Monday, October 3, 2011

Daily Stat: seven states surpassed WI in employment rates

Unemployment rates of seven states go from worse-to-better than WI in nine months

What do Alaska, Louisiana, Maine, Massachusetts, Montana, New Mexico, and Utah have in common?

They are all states that started out in 2011 with worse unemployment rates than Wisconsin, but have since bested our state's rate as of last month.

Wisconsin started out 2011 with an unemployment rate of 7.4 percent. August's unemployment numbers showed that we lost more jobs, and our rate of unemployment has actually climbed to 7.9 percent.

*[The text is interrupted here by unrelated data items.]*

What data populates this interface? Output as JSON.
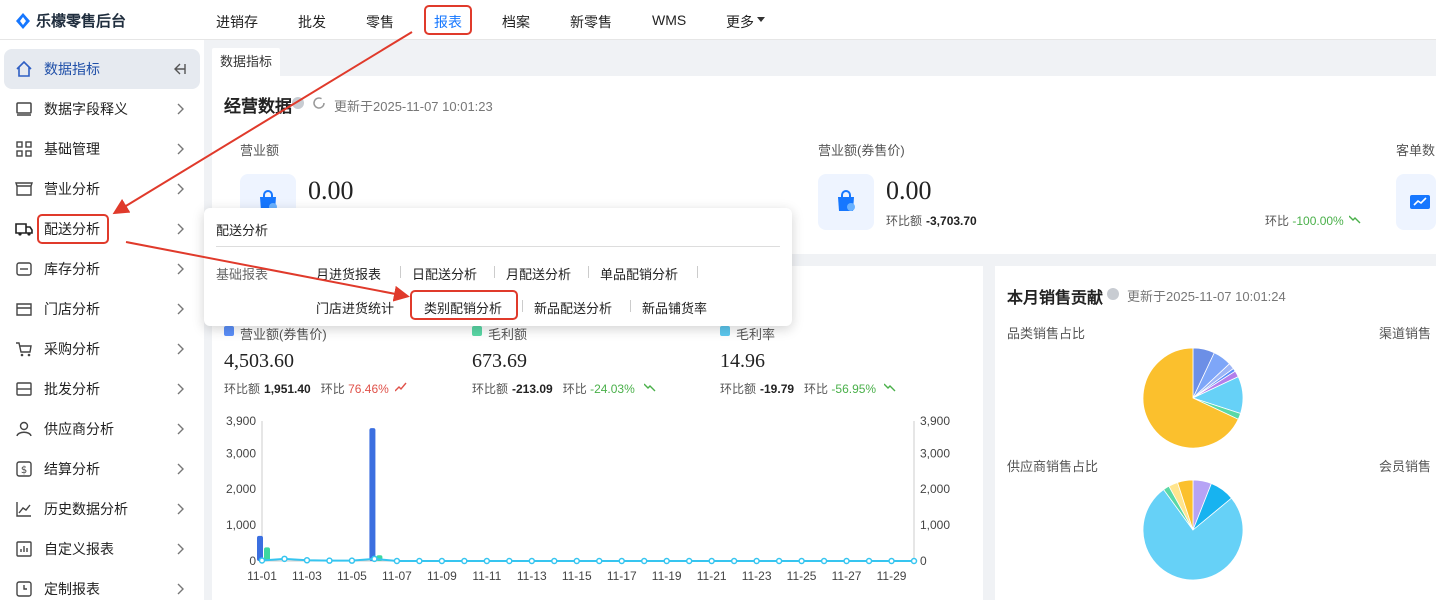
{
  "app": {
    "name": "乐檬零售后台"
  },
  "topnav": {
    "items": [
      "进销存",
      "批发",
      "零售",
      "报表",
      "档案",
      "新零售",
      "WMS",
      "更多"
    ],
    "active": "报表"
  },
  "sidebar": {
    "items": [
      {
        "label": "数据指标",
        "icon": "home-icon",
        "active": true
      },
      {
        "label": "数据字段释义",
        "icon": "monitor-icon"
      },
      {
        "label": "基础管理",
        "icon": "grid-icon"
      },
      {
        "label": "营业分析",
        "icon": "store-icon"
      },
      {
        "label": "配送分析",
        "icon": "truck-icon"
      },
      {
        "label": "库存分析",
        "icon": "inventory-icon"
      },
      {
        "label": "门店分析",
        "icon": "shop-icon"
      },
      {
        "label": "采购分析",
        "icon": "cart-icon"
      },
      {
        "label": "批发分析",
        "icon": "wholesale-icon"
      },
      {
        "label": "供应商分析",
        "icon": "person-icon"
      },
      {
        "label": "结算分析",
        "icon": "dollar-icon"
      },
      {
        "label": "历史数据分析",
        "icon": "trend-icon"
      },
      {
        "label": "自定义报表",
        "icon": "bar-chart-icon"
      },
      {
        "label": "定制报表",
        "icon": "clock-icon"
      }
    ]
  },
  "tabs": {
    "active": "数据指标"
  },
  "business": {
    "title": "经营数据",
    "updated": "更新于2025-11-07 10:01:23",
    "metrics": [
      {
        "label": "营业额",
        "value": "0.00"
      },
      {
        "label": "营业额(券售价)",
        "value": "0.00",
        "cmp_label": "环比额",
        "cmp_value": "-3,703.70",
        "pct_label": "环比",
        "pct_value": "-100.00%"
      },
      {
        "label": "客单数"
      }
    ]
  },
  "popup": {
    "title": "配送分析",
    "category": "基础报表",
    "links": [
      "月进货报表",
      "日配送分析",
      "月配送分析",
      "单品配销分析",
      "门店进货统计",
      "类别配销分析",
      "新品配送分析",
      "新品铺货率"
    ],
    "highlighted": "类别配销分析"
  },
  "sales": {
    "metrics": [
      {
        "label": "营业额(券售价)",
        "value": "4,503.60",
        "cmp_label": "环比额",
        "cmp_value": "1,951.40",
        "pct_label": "环比",
        "pct_value": "76.46%",
        "trend": "up",
        "color": "#5b8ff9"
      },
      {
        "label": "毛利额",
        "value": "673.69",
        "cmp_label": "环比额",
        "cmp_value": "-213.09",
        "pct_label": "环比",
        "pct_value": "-24.03%",
        "trend": "down",
        "color": "#5ad8a6"
      },
      {
        "label": "毛利率",
        "value": "14.96",
        "cmp_label": "环比额",
        "cmp_value": "-19.79",
        "pct_label": "环比",
        "pct_value": "-56.95%",
        "trend": "down",
        "color": "#5dc8ef"
      }
    ]
  },
  "chart_data": {
    "type": "bar",
    "x": [
      "11-01",
      "11-02",
      "11-03",
      "11-04",
      "11-05",
      "11-06",
      "11-07",
      "11-08",
      "11-09",
      "11-10",
      "11-11",
      "11-12",
      "11-13",
      "11-14",
      "11-15",
      "11-16",
      "11-17",
      "11-18",
      "11-19",
      "11-20",
      "11-21",
      "11-22",
      "11-23",
      "11-24",
      "11-25",
      "11-26",
      "11-27",
      "11-28",
      "11-29",
      "11-30"
    ],
    "xticks": [
      "11-01",
      "11-03",
      "11-05",
      "11-07",
      "11-09",
      "11-11",
      "11-13",
      "11-15",
      "11-17",
      "11-19",
      "11-21",
      "11-23",
      "11-25",
      "11-27",
      "11-29"
    ],
    "yticks": [
      "3,900",
      "3,000",
      "2,000",
      "1,000",
      "0"
    ],
    "ylim": [
      0,
      3900
    ],
    "series": [
      {
        "name": "营业额(券售价)",
        "kind": "bar",
        "color": "#3b6fe0",
        "values": [
          700,
          0,
          0,
          0,
          0,
          3700,
          0,
          0,
          0,
          0,
          0,
          0,
          0,
          0,
          0,
          0,
          0,
          0,
          0,
          0,
          0,
          0,
          0,
          0,
          0,
          0,
          0,
          0,
          0,
          0
        ]
      },
      {
        "name": "毛利额",
        "kind": "bar",
        "color": "#3ed8a0",
        "values": [
          380,
          0,
          0,
          0,
          0,
          160,
          0,
          0,
          0,
          0,
          0,
          0,
          0,
          0,
          0,
          0,
          0,
          0,
          0,
          0,
          0,
          0,
          0,
          0,
          0,
          0,
          0,
          0,
          0,
          0
        ]
      },
      {
        "name": "毛利率",
        "kind": "line",
        "color": "#36c5f0",
        "values": [
          15,
          60,
          20,
          10,
          10,
          60,
          0,
          0,
          0,
          0,
          0,
          0,
          0,
          0,
          0,
          0,
          0,
          0,
          0,
          0,
          0,
          0,
          0,
          0,
          0,
          0,
          0,
          0,
          0,
          0
        ]
      }
    ]
  },
  "monthly": {
    "title": "本月销售贡献",
    "updated": "更新于2025-11-07 10:01:24",
    "category_label": "品类销售占比",
    "channel_label": "渠道销售",
    "supplier_label": "供应商销售占比",
    "member_label": "会员销售",
    "pie_category": [
      {
        "value": 68,
        "color": "#fbc02d"
      },
      {
        "value": 2,
        "color": "#5ad8a6"
      },
      {
        "value": 12,
        "color": "#66d1f7"
      },
      {
        "value": 2,
        "color": "#b37feb"
      },
      {
        "value": 1,
        "color": "#5b8ff9"
      },
      {
        "value": 2,
        "color": "#9db5f6"
      },
      {
        "value": 6,
        "color": "#7ea6f8"
      },
      {
        "value": 7,
        "color": "#6c8fe6"
      }
    ],
    "pie_supplier": [
      {
        "value": 6,
        "color": "#b6a3f5"
      },
      {
        "value": 8,
        "color": "#17b3f0"
      },
      {
        "value": 76,
        "color": "#66d1f7"
      },
      {
        "value": 2,
        "color": "#5ad8a6"
      },
      {
        "value": 3,
        "color": "#ffe58f"
      },
      {
        "value": 5,
        "color": "#fbc02d"
      }
    ]
  }
}
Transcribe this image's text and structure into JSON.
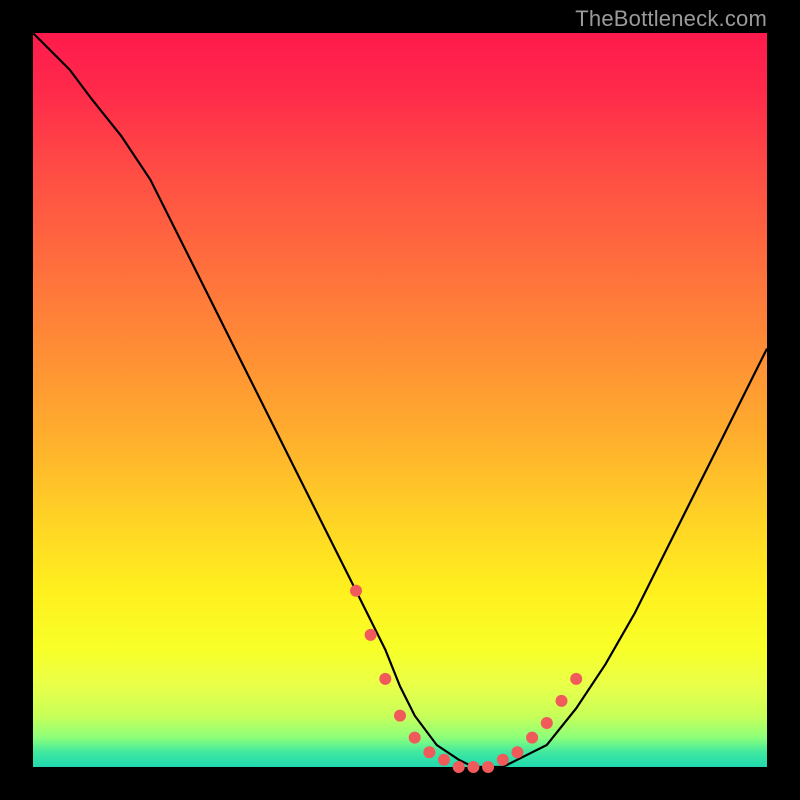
{
  "watermark": {
    "text": "TheBottleneck.com"
  },
  "colors": {
    "background": "#000000",
    "curve_stroke": "#000000",
    "marker_fill": "#f05a5a",
    "marker_stroke": "#c84040"
  },
  "chart_data": {
    "type": "line",
    "title": "",
    "xlabel": "",
    "ylabel": "",
    "xlim": [
      0,
      100
    ],
    "ylim": [
      0,
      100
    ],
    "grid": false,
    "legend": false,
    "x": [
      0,
      2,
      5,
      8,
      12,
      16,
      20,
      24,
      28,
      32,
      36,
      40,
      44,
      48,
      50,
      52,
      55,
      58,
      60,
      62,
      64,
      66,
      70,
      74,
      78,
      82,
      86,
      90,
      94,
      98,
      100
    ],
    "values": [
      100,
      98,
      95,
      91,
      86,
      80,
      72,
      64,
      56,
      48,
      40,
      32,
      24,
      16,
      11,
      7,
      3,
      1,
      0,
      0,
      0,
      1,
      3,
      8,
      14,
      21,
      29,
      37,
      45,
      53,
      57
    ],
    "markers": {
      "x": [
        44,
        46,
        48,
        50,
        52,
        54,
        56,
        58,
        60,
        62,
        64,
        66,
        68,
        70,
        72,
        74
      ],
      "y": [
        24,
        18,
        12,
        7,
        4,
        2,
        1,
        0,
        0,
        0,
        1,
        2,
        4,
        6,
        9,
        12
      ]
    }
  }
}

These seven states were struggling more than Wisconsin in January of 2011. Alaska's and Louisiana's rates were both 7.8 percent; Maine and Montana, 7.5 percent; Massachusetts, 8.3 percent; New Mexico, 8.7 percent; and Utah, 7.6 percent.

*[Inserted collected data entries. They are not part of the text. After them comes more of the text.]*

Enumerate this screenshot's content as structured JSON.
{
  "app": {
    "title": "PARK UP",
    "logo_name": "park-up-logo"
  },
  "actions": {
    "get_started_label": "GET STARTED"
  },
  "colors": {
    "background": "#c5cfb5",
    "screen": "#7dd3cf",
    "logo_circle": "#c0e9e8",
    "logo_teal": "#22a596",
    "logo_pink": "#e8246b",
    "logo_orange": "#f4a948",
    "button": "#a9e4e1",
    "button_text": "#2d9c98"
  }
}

But unemployment in those states have all dipped, and Wisconsin's grown, since Gov. Scott Walker took office. Alaska went to 7.7 percent; Louisiana, 7.2 percent; Utah was at 7.6 percent (it saw no change); Massachusetts down to 7.4 percent; and New Mexico went down to 6.6 percent, a more than 2 percent drop. Maine and Montana both saw increases in their unemployment rate (7.6 percent and 7.8 percent, respectively), but the changes in their rates increased slower than Wisconsin's rate change.

That seven states have now surpassed Wisconsin in terms of unemployment should send a shock of reality to anyone believing that Walker's economic policies are working for Wisconsin. The sad truth is, they're not -- they're failing our state, failing our workers, and all while making Wisconsin less hospitable to families overall.

The seven states that have passed over Wisconsin since the start of January should make everyone in our state ashamed of our governor's failure to employ this state. Coincidentally, in case you were wondering...the number of states that Wisconsin has surpassed since January is a resounding zero.

And that's today's Daily Stat.

Number of states Wisconsin has done better than in unemployment numbers since January: zero.